Presse: Protagonisten der Zukunft

Die Pariser Wochenzeitung „France Catholique“ blickt nach dem WJT hoffnungsvoll auf die katholische Jugend:

Die Jugendlichen sind nach Madrid gekommen, um über den Sinn ihres Lebens nachzudenken und sich die Frage zu stellen, was sie daraus machen wollen. Eine Pilgerreise ist ein Mittel, um dem gesamten Leben eine neue Perspektive und Ausrichtung zu geben. Diese zahllosen Jugendlichen sind besonders für Europa eine einmalige Chance. Sie sind die Protagonisten seiner Zukunft! Sie sind entschlossen und nachdenklich. Sie wollen das Schicksal anders gestalten. In dieser Zeit der Unsicherheit sind sie für uns alle die lebendige Hoffnung!

Säkularismus ist Ideologie

Die US-Tageszeitung „The Washington Post“ weist ungerechtfertigte Vorwürfe gegenüber gläubigen Menschen zurück:

Wie jede Ideologie, so hat auch der Säkularismus philosophische Wurzeln, über die sich streiten lässt. Dennoch meinen Säkularisten oft, ihre Sicht sei die Neutralität schlechthin und verdiene daher den Vorrang in der Öffentlichkeit. Der Vorwurf, dass Religion grundsätzlich engstirnig sei, wird zum Vorwand genommen, um sie engstirnig zu behandeln. Pluralismus bedeutet: „religiöse Menschen zum Schweigen bringen“. Durch den Vorwurf, sie wollten eine Theokratie errichten, wird versucht, Widersacher zum Schweigen zu bringen, statt ihnen zu antworten. Im Grunde ist es einfacher, ihnen eine Verschwörung zu unterstellen, als sich mit ihnen auseinanderzusetzen.

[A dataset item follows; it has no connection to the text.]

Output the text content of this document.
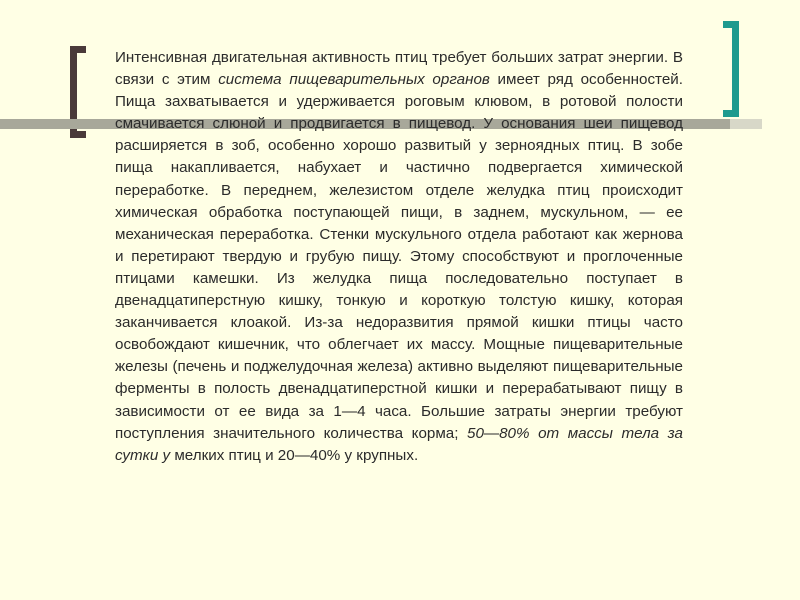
Интенсивная двигательная активность птиц требует больших затрат энергии. В связи с этим система пищеварительных органов имеет ряд особенностей. Пища захватывается и удерживается роговым клювом, в ротовой полости смачивается слюной и продвигается в пищевод. У основания шеи пищевод расширяется в зоб, особенно хорошо развитый у зерноядных птиц. В зобе пища накапливается, набухает и частично подвергается химической переработке. В переднем, железистом отделе желудка птиц происходит химическая обработка поступающей пищи, в заднем, мускульном, — ее механическая переработка. Стенки мускульного отдела работают как жернова и перетирают твердую и грубую пищу. Этому способствуют и проглоченные птицами камешки. Из желудка пища последовательно поступает в двенадцатиперстную кишку, тонкую и короткую толстую кишку, которая заканчивается клоакой. Из-за недоразвития прямой кишки птицы часто освобождают кишечник, что облегчает их массу. Мощные пищеварительные железы (печень и поджелудочная железа) активно выделяют пищеварительные ферменты в полость двенадцатиперстной кишки и перерабатывают пищу в зависимости от ее вида за 1—4 часа. Большие затраты энергии требуют поступления значительного количества корма; 50—80% от массы тела за сутки у мелких птиц и 20—40% у крупных.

Gesellschaft kein Anhängsel der Börse

Angesichts der Finanzkrise fordert die Tageszeitung „Corriere della Sera“ (Mailand), der Demokratie neue Horizonte zu geben:

Das Problem sind nicht die Finanzmärkte, sondern die Tatsache, dass die Demokratie rein wirtschaftlich orientiert ist. Die Demokratie muss neue Inhalte finden. Sie muss gegen die wirtschaftliche Eindimensionalität die Politik wiederentdecken, die – wie einst – den wesentlichen Werten, an deren Verteidigung uns gelegen ist, Raum gibt: der großen Frage nach dem Gesellschaftsmodell. Sie muss gegen den pseudorealistischen Minimalismus die Politik der öffentlichen Debatte wiederentdecken – mit Wahrheitsliebe, ohne utopisches Geschwätz, aber mit der Fähigkeit zu Visionen und zur Durchsetzung von Idealen. In den harten Zeiten, die uns erwarten, ist eine solche Politik die einzige Hoffnung der Demokratie. Nur so können wir dafür sorgen, dass unsere Gesellschaft nicht zu einem fügsamen, aber menschenunwürdigen Anhängsel der Börse wird.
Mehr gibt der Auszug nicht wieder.